They argue that social scientists should be central to the process of identifying research topics, and framing questions and methodologies in international research on global change.

"Social scientists are often called upon to sell solutions found by natural scientists," Heide Hackmann, executive director of the International Social Sciences Council (ISSC), told the Forum on Science, Technology and Innovation and Sustainable Development, which is underway in Brazil (12–15 June).

Instead, she said, they should be involved at the outset of research projects. "A lot of social scientists doing this work … have remained invisible. Our role is to make them visible."
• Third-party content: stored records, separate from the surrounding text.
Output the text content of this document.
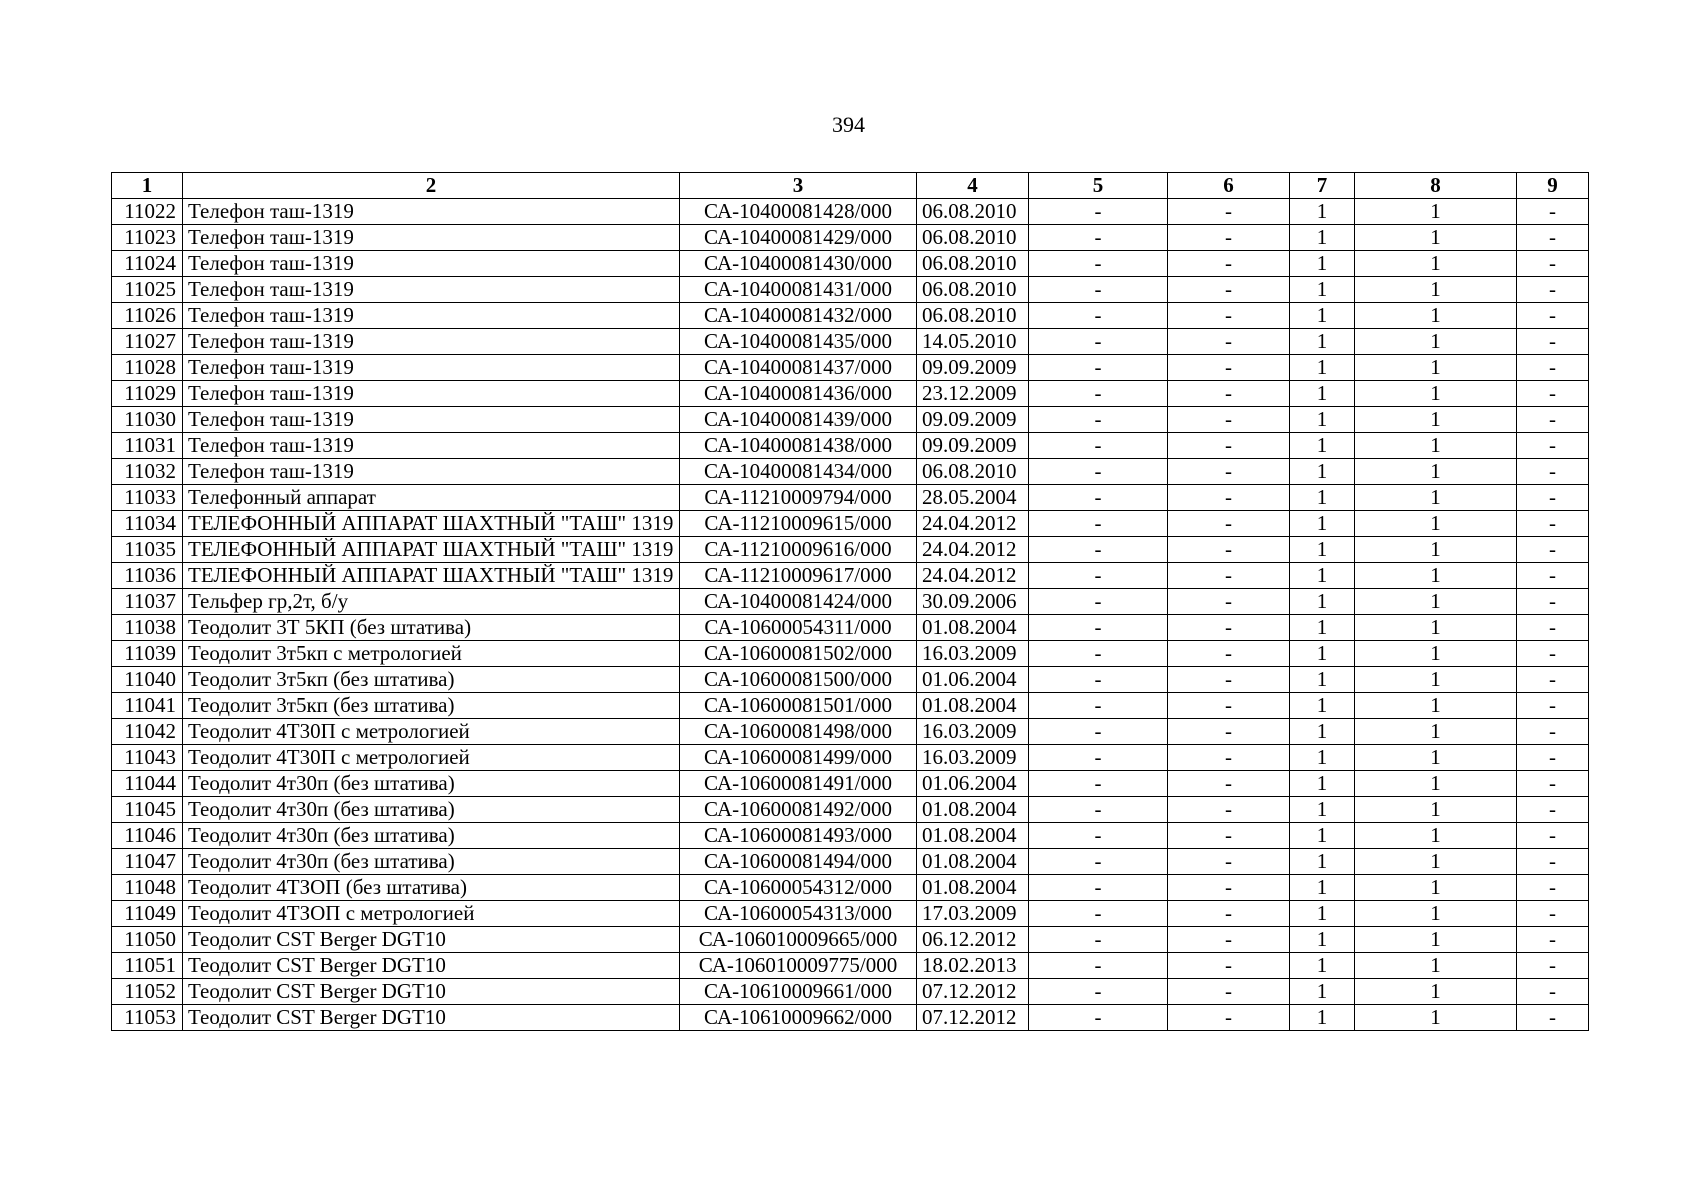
394
1	2	3	4	5	6	7	8	9
11022	Телефон таш-1319	СА-10400081428/000	06.08.2010	-	-	1	1	-
11023	Телефон таш-1319	СА-10400081429/000	06.08.2010	-	-	1	1	-
11024	Телефон таш-1319	СА-10400081430/000	06.08.2010	-	-	1	1	-
11025	Телефон таш-1319	СА-10400081431/000	06.08.2010	-	-	1	1	-
11026	Телефон таш-1319	СА-10400081432/000	06.08.2010	-	-	1	1	-
11027	Телефон таш-1319	СА-10400081435/000	14.05.2010	-	-	1	1	-
11028	Телефон таш-1319	СА-10400081437/000	09.09.2009	-	-	1	1	-
11029	Телефон таш-1319	СА-10400081436/000	23.12.2009	-	-	1	1	-
11030	Телефон таш-1319	СА-10400081439/000	09.09.2009	-	-	1	1	-
11031	Телефон таш-1319	СА-10400081438/000	09.09.2009	-	-	1	1	-
11032	Телефон таш-1319	СА-10400081434/000	06.08.2010	-	-	1	1	-
11033	Телефонный аппарат	СА-11210009794/000	28.05.2004	-	-	1	1	-
11034	ТЕЛЕФОННЫЙ АППАРАТ ШАХТНЫЙ "ТАШ" 1319	СА-11210009615/000	24.04.2012	-	-	1	1	-
11035	ТЕЛЕФОННЫЙ АППАРАТ ШАХТНЫЙ "ТАШ" 1319	СА-11210009616/000	24.04.2012	-	-	1	1	-
11036	ТЕЛЕФОННЫЙ АППАРАТ ШАХТНЫЙ "ТАШ" 1319	СА-11210009617/000	24.04.2012	-	-	1	1	-
11037	Тельфер гр,2т, б/у	СА-10400081424/000	30.09.2006	-	-	1	1	-
11038	Теодолит 3Т 5КП (без штатива)	СА-10600054311/000	01.08.2004	-	-	1	1	-
11039	Теодолит 3т5кп с метрологией	СА-10600081502/000	16.03.2009	-	-	1	1	-
11040	Теодолит 3т5кп (без штатива)	СА-10600081500/000	01.06.2004	-	-	1	1	-
11041	Теодолит 3т5кп (без штатива)	СА-10600081501/000	01.08.2004	-	-	1	1	-
11042	Теодолит 4Т30П с метрологией	СА-10600081498/000	16.03.2009	-	-	1	1	-
11043	Теодолит 4Т30П с метрологией	СА-10600081499/000	16.03.2009	-	-	1	1	-
11044	Теодолит 4т30п (без штатива)	СА-10600081491/000	01.06.2004	-	-	1	1	-
11045	Теодолит 4т30п (без штатива)	СА-10600081492/000	01.08.2004	-	-	1	1	-
11046	Теодолит 4т30п (без штатива)	СА-10600081493/000	01.08.2004	-	-	1	1	-
11047	Теодолит 4т30п (без штатива)	СА-10600081494/000	01.08.2004	-	-	1	1	-
11048	Теодолит 4ТЗОП (без штатива)	СА-10600054312/000	01.08.2004	-	-	1	1	-
11049	Теодолит 4ТЗОП с метрологией	СА-10600054313/000	17.03.2009	-	-	1	1	-
11050	Теодолит CST Berger DGT10	СА-106010009665/000	06.12.2012	-	-	1	1	-
11051	Теодолит CST Berger DGT10	СА-106010009775/000	18.02.2013	-	-	1	1	-
11052	Теодолит CST Berger DGT10	СА-10610009661/000	07.12.2012	-	-	1	1	-
11053	Теодолит CST Berger DGT10	СА-10610009662/000	07.12.2012	-	-	1	1	-
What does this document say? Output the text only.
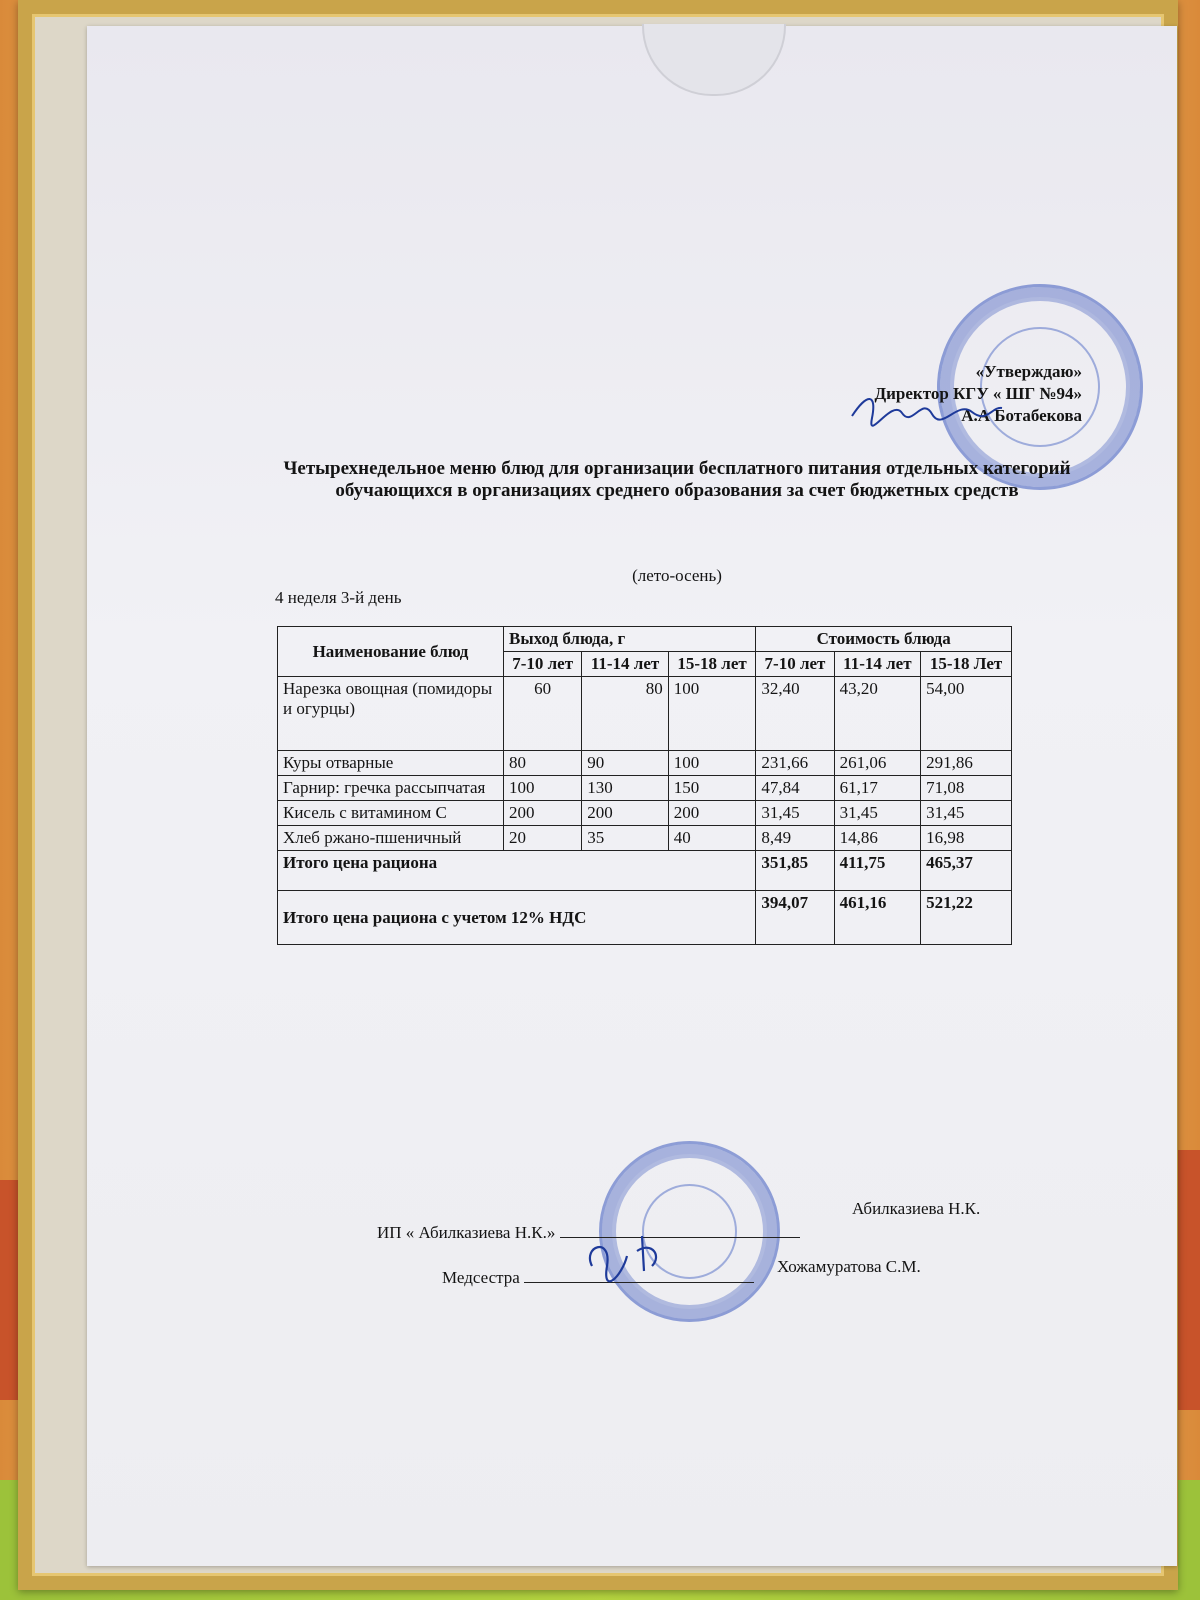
«Утверждаю»
Директор КГУ « ШГ №94»
А.А Ботабекова
Четырехнедельное меню блюд для организации бесплатного питания отдельных категорий обучающихся в организациях среднего образования за счет бюджетных средств
(лето-осень)
4 неделя 3-й день
Наименование блюд	Выход блюда, г			Стоимость блюда		
	7-10 лет	11-14 лет	15-18 лет	7-10 лет	11-14 лет	15-18 Лет
Нарезка овощная (помидоры и огурцы)	60	80	100	32,40	43,20	54,00
Куры отварные	80	90	100	231,66	261,06	291,86
Гарнир: гречка рассыпчатая	100	130	150	47,84	61,17	71,08
Кисель с витамином С	200	200	200	31,45	31,45	31,45
Хлеб ржано-пшеничный	20	35	40	8,49	14,86	16,98
Итого цена рациона				351,85	411,75	465,37
Итого цена рациона с учетом 12% НДС				394,07	461,16	521,22
ИП « Абилказиева Н.К.»
Абилказиева Н.К.
Медсестра
Хожамуратова С.М.
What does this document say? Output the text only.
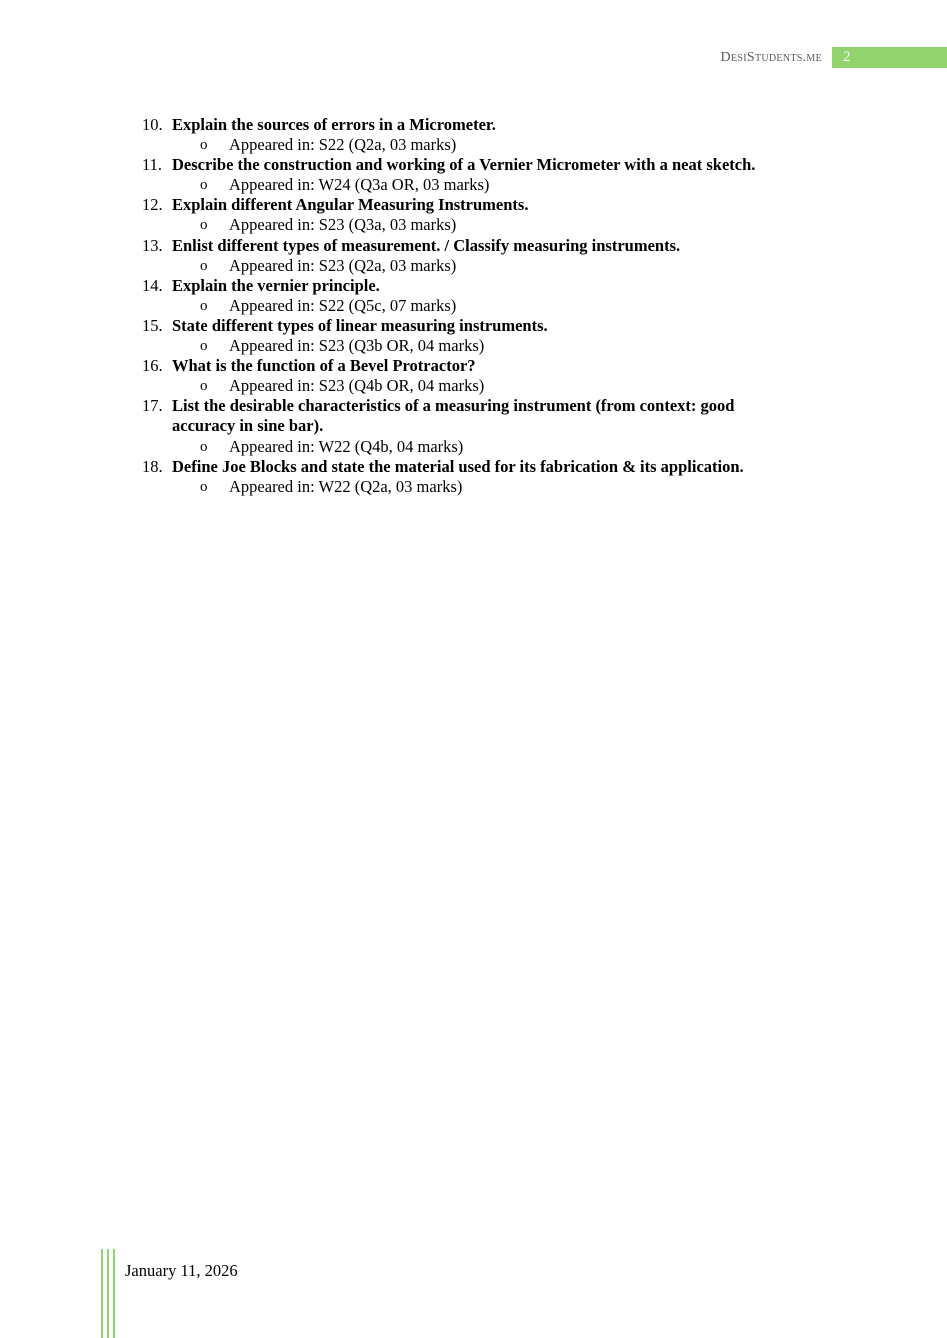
DesiStudents.me	2
10. Explain the sources of errors in a Micrometer.
o	Appeared in: S22 (Q2a, 03 marks)
11. Describe the construction and working of a Vernier Micrometer with a neat sketch.
o	Appeared in: W24 (Q3a OR, 03 marks)
12. Explain different Angular Measuring Instruments.
o	Appeared in: S23 (Q3a, 03 marks)
13. Enlist different types of measurement. / Classify measuring instruments.
o	Appeared in: S23 (Q2a, 03 marks)
14. Explain the vernier principle.
o	Appeared in: S22 (Q5c, 07 marks)
15. State different types of linear measuring instruments.
o	Appeared in: S23 (Q3b OR, 04 marks)
16. What is the function of a Bevel Protractor?
o	Appeared in: S23 (Q4b OR, 04 marks)
17. List the desirable characteristics of a measuring instrument (from context: good accuracy in sine bar).
o	Appeared in: W22 (Q4b, 04 marks)
18. Define Joe Blocks and state the material used for its fabrication & its application.
o	Appeared in: W22 (Q2a, 03 marks)
January 11, 2026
This article is part of our coverage of the Forum on Science, Technology and Innovation for Sustainable Development — the ICSU-led conference that is taking place on 11-15 June 2012, and looking at science and policy before Rio+20

Hackmann presented an ISSC report outlining six social science questions — or ‘cornerstones’ — which would apply to research regardless of the subject being studied, and which could be used as lenses for understanding issues such as climate change.

For example, applying the ‘interpretation and subjective sense-making’ cornerstone to climate change research would address the question: "why, in the face of decades of scientific knowledge, do we have  climate change indifference and denial?"

Another cornerstone, governance and decision-making, would ask: "what is the role of science — and what is the role of emotion — in policymaking?"

Although there was a "real commitment" to these principles at the international organisational level, there was a poor understanding of how to implement them at the level of ordinary (natural) scientists, Hackmann told SciDev.Net.

Olive Shisana, president of the Human Sciences Research Council, South Africa, said: "Social sciences should be at the centre of all sustainable development work, for the simple reason that we are dealing with human behaviour".

The ISSC is now developing good practice guidelines to address these issues, and to encourage social scientists to take up global change research.

"We must mobilise social scientists to take the lead in reaching out to natural scientists: it’s a two-way process," said Hackmann.

The ‘cornerstones framework’ has already been taken up by the French national funding agency for assessing proposals in the field of global environmental change, to elicit responses from mainstream social scientists.

In early 2013, the ISSC will launch a fund to enable international teams of social scientists to assume leadership roles in interdisciplinary research.

The fund will include provisions to involve developing countries and for capacity building for international collaboration.

It will use the cornerstones framework when issuing funding calls.

Funding and willingness aside, some important challenges to full integration remain, said Shisana. These include: defining integrated science; measuring quality; agreeing on shared methodology and acceptable evidence which can differ in the natural and social sciences; and finding journals willing to publish results.